Mind, I don't think that offering the plain, unvarnished, unopinionated facts is a winning business strategy - a public that loves its own content, the content of itself, produced by itself, the self-consuming consumer - YouTube, for example - is not necessarily going to bother to spend money on facts. But it would make it politically more relevant.

As a sort of independent conservative myself, of course I read the Times every day. But whereas once upon a time I cared what the Times thought if only to think through the argument and why I might happen to agree or disagree with it, either way, nowadays I find it offering arguments less and less, but simply writing memoranda to a certain imagined base of Democratic liberals readers spread out across a kind of abstracted, hypothetical America, simply talking to the converted. Long gone, too, are the days when one could take the facts from a New York Times story at face value - now you have to think about who wrote the story, what interests the Times itself has in the politics of the story, and above all think about what is being left out, not said between the lines. For that matter, in the contemporary New York Times, you can't even automatically trust the photos. It is still a fantastically valuable resource - but one that has to be read with all sorts of fact-checking, tendentiousness-checking, unstated motivations-checking programs running in one's head. And it gets shriller, and shriller, and shriller.

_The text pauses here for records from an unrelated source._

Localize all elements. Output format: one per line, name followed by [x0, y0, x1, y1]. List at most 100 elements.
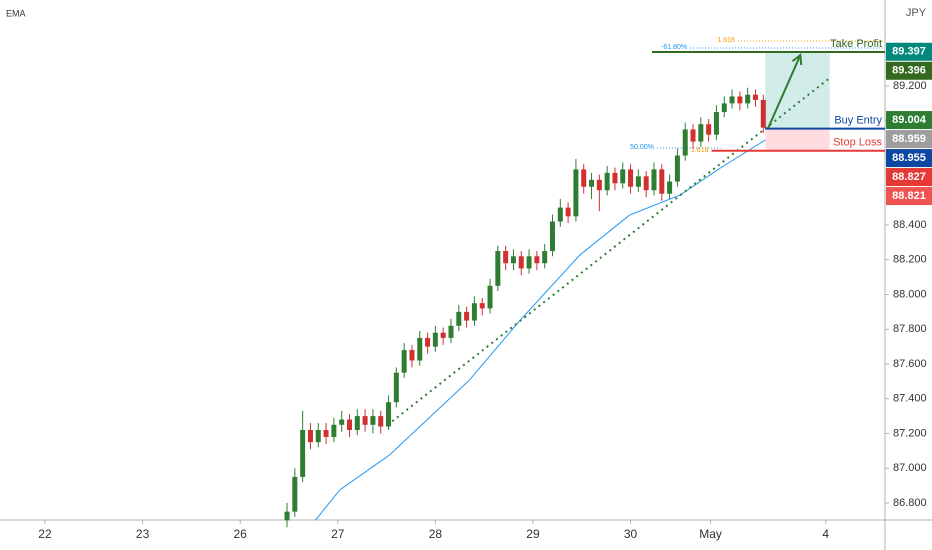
y-tick-label: 87.400	[893, 393, 927, 405]
candle-body	[425, 337, 431, 347]
plot-area: 1.618 -61.80% 50.00% 1.618 Take Profit Buy En…	[284, 37, 885, 528]
y-tick-label: 89.200	[893, 80, 927, 92]
candle-body	[479, 303, 485, 309]
candle-body	[339, 419, 345, 425]
y-tick-label: 87.600	[893, 358, 927, 370]
candle-body	[659, 169, 665, 194]
candle-body	[628, 169, 634, 187]
y-tick-label: 88.400	[893, 219, 927, 231]
candle-body	[401, 350, 407, 373]
price-label-box	[886, 149, 932, 168]
candle-body	[706, 124, 712, 135]
candle-body	[589, 179, 595, 187]
profit-zone	[765, 51, 830, 129]
trend-line	[386, 77, 831, 426]
arrow-head	[791, 53, 803, 66]
candle-body	[690, 129, 696, 142]
y-tick-label: 87.800	[893, 323, 927, 335]
x-tick-label: 4	[822, 527, 829, 541]
price-label-box	[886, 187, 932, 206]
x-tick-label: May	[699, 527, 722, 541]
candle-body	[729, 96, 735, 104]
fib-label: 50.00%	[630, 144, 654, 151]
candle-body	[393, 372, 399, 403]
candle-body	[674, 155, 680, 182]
x-tick-label: 27	[331, 527, 345, 541]
candle-body	[651, 169, 657, 191]
fib-label: 1.618	[691, 147, 709, 154]
candle-body	[292, 476, 298, 512]
loss-zone	[765, 128, 830, 151]
fib-label: -61.80%	[661, 44, 687, 51]
candle-body	[612, 172, 618, 184]
candle-body	[284, 511, 290, 521]
price-label-box	[886, 130, 932, 149]
y-tick-label: 86.800	[893, 497, 927, 509]
level-label: Take Profit	[830, 38, 882, 50]
candle-body	[596, 179, 602, 191]
candle-body	[503, 251, 509, 264]
candle-body	[378, 416, 384, 427]
candle-body	[760, 99, 766, 128]
y-tick-label: 87.000	[893, 462, 927, 474]
x-tick-label: 26	[234, 527, 248, 541]
candle-body	[745, 94, 751, 104]
candle-body	[440, 332, 446, 338]
x-tick-label: 29	[526, 527, 540, 541]
candle-body	[346, 419, 352, 431]
candle-body	[643, 176, 649, 191]
x-tick-label: 22	[38, 527, 52, 541]
price-label: 89.396	[892, 65, 926, 77]
candle-body	[386, 402, 392, 427]
x-tick-label: 28	[429, 527, 443, 541]
candle-body	[534, 256, 540, 264]
level-label: Stop Loss	[833, 137, 882, 149]
candle-body	[573, 169, 579, 217]
candle-body	[323, 430, 329, 437]
price-label-box	[886, 42, 932, 61]
y-tick-label: 88.200	[893, 254, 927, 266]
candle-body	[464, 311, 470, 321]
candle-body	[581, 169, 587, 187]
candle-body	[471, 303, 477, 321]
ema-line	[314, 139, 766, 521]
currency-label: JPY	[906, 7, 927, 19]
indicator-label: EMA	[6, 8, 26, 18]
candle-body	[737, 96, 743, 104]
candle-body	[518, 256, 524, 269]
price-label: 89.397	[892, 46, 926, 58]
level-label: Buy Entry	[834, 114, 882, 126]
candle-body	[510, 256, 516, 264]
candle-body	[409, 350, 415, 361]
candle-body	[682, 129, 688, 156]
candle-body	[604, 172, 610, 191]
candle-body	[549, 221, 555, 252]
candle-body	[752, 94, 758, 100]
candle-body	[667, 181, 673, 194]
price-label-box	[886, 61, 932, 80]
price-label: 88.821	[892, 190, 926, 202]
fib-label: 1.618	[717, 37, 735, 44]
price-label-box	[886, 168, 932, 187]
price-label: 88.827	[892, 171, 926, 183]
candle-body	[526, 256, 532, 269]
candle-body	[487, 285, 493, 309]
candle-body	[432, 332, 438, 347]
candle-body	[698, 124, 704, 142]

So, no, I don't think Wolff has represented the political dynamics between the Bush administration and the Times accurately at all. He suggests that the administration pays attention to the Times for more than simply what aspect of national security the newspaper, in its sole wisdom and discretion as to the public interest, has decided to compromise that week. That does not mean caring what the Times thinks, only what (bad) things it does and some attention to whether it has finally crossed the line at which prosecution is unavoidable. And the idea that Bush administration politics are intertwined with the marketplace in some loose conspiracy - well, that's just loopy leftiness intertwined with selling copies of Vanity Fair.

That leaves the deep problem of how to sell newspapers in the internet age. And no one seems to have the answer to that. My primary pro bono activity, unrelated to this blog, is as chair of the board of a nonprofit media assistance organization - a kind of nonprofit private equity firm that makes investments in media businesses in the developing world to help them achieve financial independence and, therefore, editorial independence. It's an amazingly successful organization, with a portfolio of some $50 million in media investments everywhere from Indonesia to Russia. So I spend quite a lot of time reading, thinking, and talking about media business strategies, particularly for newspapers that are committed to serious news - I don't pretend to be an expert the way that our organization's staff are experts. But one thing we regularly discuss is the condition of newspapers in the US and elsewhere in the industrialized, post industrialized world where the internet is default mode. And frequently those discussions conclude by saying - gosh, it's pretty darn hard to come up with a winning business strategy for a newspaper in a poor country with high unemployment, illiteracy, low incomes, few advertisers, etc. - but it's also pretty darn hard to come up with a winning business strategy for newspaper in a post industrialized, internet-heavy country, too.